Article celebrating the 1921 A-Day and the planting of Norway maples across campus [Click image to enlarge.]
(Utah State University, Merrill-Cazier Library, Special Collections & Archives, RG 25.5/8, Student Publications, 1920-21 vol. 19 pg. 354)
Student Gifts and A-Day/Agathon Projects
Markers inset into many of the sidewalks and stairways near Old Main proclaim the involvement of students in developing the campus grounds. Each spring, Aggies dropped their pencils and picked up shovels for the annual A-Day festivities. Students were expected to participate. A Student Association vigilante squad often rounded up “shirkers,” trying them before a student court. A-Day activities included a morning of construction, usually laying concrete for new walkways, followed with lunch prepared by home economics students. Afternoons featured athletic contests and ended with a dance in the evening. The 1921 A-Day project is particularly important because students, under Emil Hansen’s supervision, laid out walkways and planted Norway maples, some of which may still adorn the parameters of the Quad today.
A-Day became the weeklong celebration Agathon during the 1950s. Although it disappeared during the 1970s, the Alumni Association resurrected the event during the 1980s, and today’s A-Week still consists of service opportunities along with other student events.
Faculty portrait of Laval S. Morris, founder of the USU Landscape Architecture and Environmental Planning Department
(Utah State University Merrill-Cazier Library Special Collections & Archives, Utah State University publicity portraits, P0326, Box 2, Item 129)
Looking northwest at the President’s Garden designed by Morris. The university removed the garden in fall 2017.

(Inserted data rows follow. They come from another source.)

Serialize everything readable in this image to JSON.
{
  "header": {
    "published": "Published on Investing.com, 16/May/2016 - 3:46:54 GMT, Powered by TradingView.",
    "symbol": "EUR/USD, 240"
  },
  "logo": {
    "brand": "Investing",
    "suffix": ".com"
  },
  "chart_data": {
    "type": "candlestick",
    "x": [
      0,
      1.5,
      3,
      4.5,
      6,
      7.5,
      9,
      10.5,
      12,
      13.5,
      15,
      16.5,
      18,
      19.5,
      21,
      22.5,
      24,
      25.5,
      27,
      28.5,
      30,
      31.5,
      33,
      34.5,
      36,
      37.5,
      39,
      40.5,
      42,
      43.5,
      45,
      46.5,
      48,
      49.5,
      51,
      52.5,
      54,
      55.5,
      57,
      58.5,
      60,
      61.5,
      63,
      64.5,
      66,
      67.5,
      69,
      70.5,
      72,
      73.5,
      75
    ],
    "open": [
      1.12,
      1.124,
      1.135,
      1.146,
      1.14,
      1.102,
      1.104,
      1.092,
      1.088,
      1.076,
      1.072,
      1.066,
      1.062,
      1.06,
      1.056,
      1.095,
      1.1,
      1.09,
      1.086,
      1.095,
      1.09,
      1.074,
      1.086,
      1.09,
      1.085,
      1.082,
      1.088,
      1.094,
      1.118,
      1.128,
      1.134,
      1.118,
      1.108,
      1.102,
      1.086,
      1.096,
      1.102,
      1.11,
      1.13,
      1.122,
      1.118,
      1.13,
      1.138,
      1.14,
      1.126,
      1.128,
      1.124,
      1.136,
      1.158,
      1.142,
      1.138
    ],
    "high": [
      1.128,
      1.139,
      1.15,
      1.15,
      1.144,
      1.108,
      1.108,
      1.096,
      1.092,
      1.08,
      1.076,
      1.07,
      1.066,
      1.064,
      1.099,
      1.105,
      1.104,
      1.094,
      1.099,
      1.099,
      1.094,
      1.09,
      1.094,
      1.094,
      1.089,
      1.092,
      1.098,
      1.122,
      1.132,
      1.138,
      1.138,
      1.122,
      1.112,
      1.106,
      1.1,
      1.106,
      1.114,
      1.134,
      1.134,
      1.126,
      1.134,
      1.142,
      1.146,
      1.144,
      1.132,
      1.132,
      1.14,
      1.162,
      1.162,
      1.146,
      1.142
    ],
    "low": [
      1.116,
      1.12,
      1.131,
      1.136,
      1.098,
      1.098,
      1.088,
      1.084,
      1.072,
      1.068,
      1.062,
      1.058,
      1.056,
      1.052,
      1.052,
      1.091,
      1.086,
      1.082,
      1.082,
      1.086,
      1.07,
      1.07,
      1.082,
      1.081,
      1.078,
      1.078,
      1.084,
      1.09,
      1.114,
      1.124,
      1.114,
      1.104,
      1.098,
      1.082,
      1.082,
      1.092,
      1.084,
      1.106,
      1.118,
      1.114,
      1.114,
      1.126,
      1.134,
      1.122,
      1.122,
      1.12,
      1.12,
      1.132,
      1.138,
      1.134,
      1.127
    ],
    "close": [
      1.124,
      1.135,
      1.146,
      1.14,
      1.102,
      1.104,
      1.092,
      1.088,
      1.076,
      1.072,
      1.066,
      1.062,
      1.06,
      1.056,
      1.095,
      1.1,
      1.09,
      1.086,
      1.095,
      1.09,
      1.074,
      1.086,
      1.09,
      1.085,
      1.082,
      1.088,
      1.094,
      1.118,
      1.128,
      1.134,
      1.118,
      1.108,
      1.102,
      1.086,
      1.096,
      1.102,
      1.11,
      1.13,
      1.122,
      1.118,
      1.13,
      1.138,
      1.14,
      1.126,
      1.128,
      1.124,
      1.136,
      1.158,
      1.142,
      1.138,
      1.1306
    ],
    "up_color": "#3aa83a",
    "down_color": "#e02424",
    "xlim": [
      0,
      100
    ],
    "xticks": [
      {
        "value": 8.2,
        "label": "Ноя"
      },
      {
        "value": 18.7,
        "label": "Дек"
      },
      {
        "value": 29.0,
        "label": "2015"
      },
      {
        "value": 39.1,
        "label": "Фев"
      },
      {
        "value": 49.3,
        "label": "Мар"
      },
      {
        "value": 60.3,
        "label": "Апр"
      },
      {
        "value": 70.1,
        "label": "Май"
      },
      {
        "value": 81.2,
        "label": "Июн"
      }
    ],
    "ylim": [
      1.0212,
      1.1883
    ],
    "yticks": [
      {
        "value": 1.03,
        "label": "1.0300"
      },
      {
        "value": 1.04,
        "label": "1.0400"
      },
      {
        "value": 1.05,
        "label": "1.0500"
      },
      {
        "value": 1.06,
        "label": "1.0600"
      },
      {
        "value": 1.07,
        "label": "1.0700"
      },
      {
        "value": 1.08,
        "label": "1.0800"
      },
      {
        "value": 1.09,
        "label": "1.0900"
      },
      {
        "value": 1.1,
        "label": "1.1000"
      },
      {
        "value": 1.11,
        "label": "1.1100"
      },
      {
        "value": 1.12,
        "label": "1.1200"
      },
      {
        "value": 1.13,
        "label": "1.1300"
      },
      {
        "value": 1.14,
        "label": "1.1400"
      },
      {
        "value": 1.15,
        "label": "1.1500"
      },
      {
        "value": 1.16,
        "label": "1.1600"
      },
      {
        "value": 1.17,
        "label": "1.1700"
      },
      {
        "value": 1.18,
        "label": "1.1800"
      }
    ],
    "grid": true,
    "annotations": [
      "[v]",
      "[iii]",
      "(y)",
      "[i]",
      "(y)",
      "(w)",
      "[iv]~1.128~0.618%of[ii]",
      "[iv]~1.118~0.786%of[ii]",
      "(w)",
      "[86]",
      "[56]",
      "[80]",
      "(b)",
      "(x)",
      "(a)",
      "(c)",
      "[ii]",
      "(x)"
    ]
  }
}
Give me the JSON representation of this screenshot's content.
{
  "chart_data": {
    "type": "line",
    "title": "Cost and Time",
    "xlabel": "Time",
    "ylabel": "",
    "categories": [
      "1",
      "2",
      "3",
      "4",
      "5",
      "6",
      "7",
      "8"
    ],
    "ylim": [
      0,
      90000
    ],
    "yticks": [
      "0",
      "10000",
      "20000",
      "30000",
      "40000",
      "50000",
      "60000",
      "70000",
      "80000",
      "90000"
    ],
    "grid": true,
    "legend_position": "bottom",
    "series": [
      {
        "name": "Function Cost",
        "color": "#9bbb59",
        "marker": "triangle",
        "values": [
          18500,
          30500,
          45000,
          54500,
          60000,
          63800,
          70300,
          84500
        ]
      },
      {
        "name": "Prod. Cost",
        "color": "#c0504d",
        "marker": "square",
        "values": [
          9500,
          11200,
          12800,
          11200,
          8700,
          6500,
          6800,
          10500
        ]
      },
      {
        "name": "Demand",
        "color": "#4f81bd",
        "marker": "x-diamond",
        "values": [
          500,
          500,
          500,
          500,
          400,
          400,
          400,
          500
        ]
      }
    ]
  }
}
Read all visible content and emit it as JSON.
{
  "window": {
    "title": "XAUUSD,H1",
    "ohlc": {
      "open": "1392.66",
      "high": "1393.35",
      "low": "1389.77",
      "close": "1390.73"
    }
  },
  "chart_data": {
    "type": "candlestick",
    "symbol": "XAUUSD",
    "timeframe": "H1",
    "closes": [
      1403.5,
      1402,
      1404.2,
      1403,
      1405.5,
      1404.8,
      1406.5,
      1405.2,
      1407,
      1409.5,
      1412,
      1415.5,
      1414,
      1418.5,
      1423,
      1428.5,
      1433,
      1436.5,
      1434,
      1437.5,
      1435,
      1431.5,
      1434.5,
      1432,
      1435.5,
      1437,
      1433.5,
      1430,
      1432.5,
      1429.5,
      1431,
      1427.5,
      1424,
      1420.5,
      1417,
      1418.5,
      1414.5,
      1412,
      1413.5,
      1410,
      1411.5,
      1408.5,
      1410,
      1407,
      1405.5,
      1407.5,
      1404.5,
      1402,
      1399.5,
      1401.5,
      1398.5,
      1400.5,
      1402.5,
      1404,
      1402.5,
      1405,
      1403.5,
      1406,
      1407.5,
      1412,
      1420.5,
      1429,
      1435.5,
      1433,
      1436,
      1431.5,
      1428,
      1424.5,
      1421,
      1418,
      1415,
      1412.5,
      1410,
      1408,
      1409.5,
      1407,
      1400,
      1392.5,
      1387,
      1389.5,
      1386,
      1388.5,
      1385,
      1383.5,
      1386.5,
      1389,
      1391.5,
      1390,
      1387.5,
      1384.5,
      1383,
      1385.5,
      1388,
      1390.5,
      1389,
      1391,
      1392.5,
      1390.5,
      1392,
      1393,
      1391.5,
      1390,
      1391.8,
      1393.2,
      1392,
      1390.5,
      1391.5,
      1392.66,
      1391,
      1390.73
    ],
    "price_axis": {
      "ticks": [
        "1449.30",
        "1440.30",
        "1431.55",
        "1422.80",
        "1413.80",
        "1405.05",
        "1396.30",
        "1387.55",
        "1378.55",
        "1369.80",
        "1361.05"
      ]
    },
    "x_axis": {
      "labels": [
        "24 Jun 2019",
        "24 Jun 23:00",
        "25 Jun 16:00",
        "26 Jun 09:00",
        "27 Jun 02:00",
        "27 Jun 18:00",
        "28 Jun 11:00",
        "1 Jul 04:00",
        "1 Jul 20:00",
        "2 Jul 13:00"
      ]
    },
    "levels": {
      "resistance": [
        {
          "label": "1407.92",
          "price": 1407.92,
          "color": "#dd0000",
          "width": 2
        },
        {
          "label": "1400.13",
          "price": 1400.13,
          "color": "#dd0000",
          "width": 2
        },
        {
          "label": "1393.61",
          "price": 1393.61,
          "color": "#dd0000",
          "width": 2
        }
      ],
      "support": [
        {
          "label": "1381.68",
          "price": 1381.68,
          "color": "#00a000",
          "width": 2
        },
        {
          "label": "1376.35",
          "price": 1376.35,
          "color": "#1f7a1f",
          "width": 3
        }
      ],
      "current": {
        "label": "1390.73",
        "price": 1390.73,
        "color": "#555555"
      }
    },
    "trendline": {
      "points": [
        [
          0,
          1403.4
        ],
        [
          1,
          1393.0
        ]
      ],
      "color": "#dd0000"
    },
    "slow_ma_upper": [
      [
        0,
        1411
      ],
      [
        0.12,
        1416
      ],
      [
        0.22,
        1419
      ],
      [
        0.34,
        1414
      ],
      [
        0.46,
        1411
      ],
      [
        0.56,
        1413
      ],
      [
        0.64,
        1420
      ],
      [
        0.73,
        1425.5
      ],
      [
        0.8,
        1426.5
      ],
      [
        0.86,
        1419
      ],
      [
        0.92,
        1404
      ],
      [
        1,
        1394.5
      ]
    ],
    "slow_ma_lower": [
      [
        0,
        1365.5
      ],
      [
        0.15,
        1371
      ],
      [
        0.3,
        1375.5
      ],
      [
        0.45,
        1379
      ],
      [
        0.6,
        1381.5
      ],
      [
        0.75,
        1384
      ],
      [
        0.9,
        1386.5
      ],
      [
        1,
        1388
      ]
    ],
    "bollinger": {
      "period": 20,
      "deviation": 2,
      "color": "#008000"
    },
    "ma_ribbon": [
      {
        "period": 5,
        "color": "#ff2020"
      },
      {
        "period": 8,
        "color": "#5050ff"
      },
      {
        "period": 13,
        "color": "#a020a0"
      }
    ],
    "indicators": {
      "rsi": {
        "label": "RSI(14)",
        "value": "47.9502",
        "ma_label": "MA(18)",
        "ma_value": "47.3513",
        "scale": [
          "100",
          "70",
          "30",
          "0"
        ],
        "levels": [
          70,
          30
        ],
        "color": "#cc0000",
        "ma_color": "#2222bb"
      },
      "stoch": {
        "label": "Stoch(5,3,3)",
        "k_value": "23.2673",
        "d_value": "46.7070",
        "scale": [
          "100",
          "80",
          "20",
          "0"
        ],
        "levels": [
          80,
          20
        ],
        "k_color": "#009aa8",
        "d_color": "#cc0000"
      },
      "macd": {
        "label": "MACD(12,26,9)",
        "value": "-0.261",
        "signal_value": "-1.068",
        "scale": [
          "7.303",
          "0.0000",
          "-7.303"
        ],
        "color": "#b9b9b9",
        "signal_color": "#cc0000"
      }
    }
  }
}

(Utah State University, Merrill-Cazier Library, Special Collections & Archives, USU Historical Photo-board Collection, photo no. USU-A0118a)
Laval Morris
In 1939, Laval Morris, a former student of Hansen, returned to USAC and founded the Department of Landscape Architecture. Morris and his students, especially Kenji Shiozawa, one of the first students to graduate from the program, played an important role in developing the campus during the postwar boom.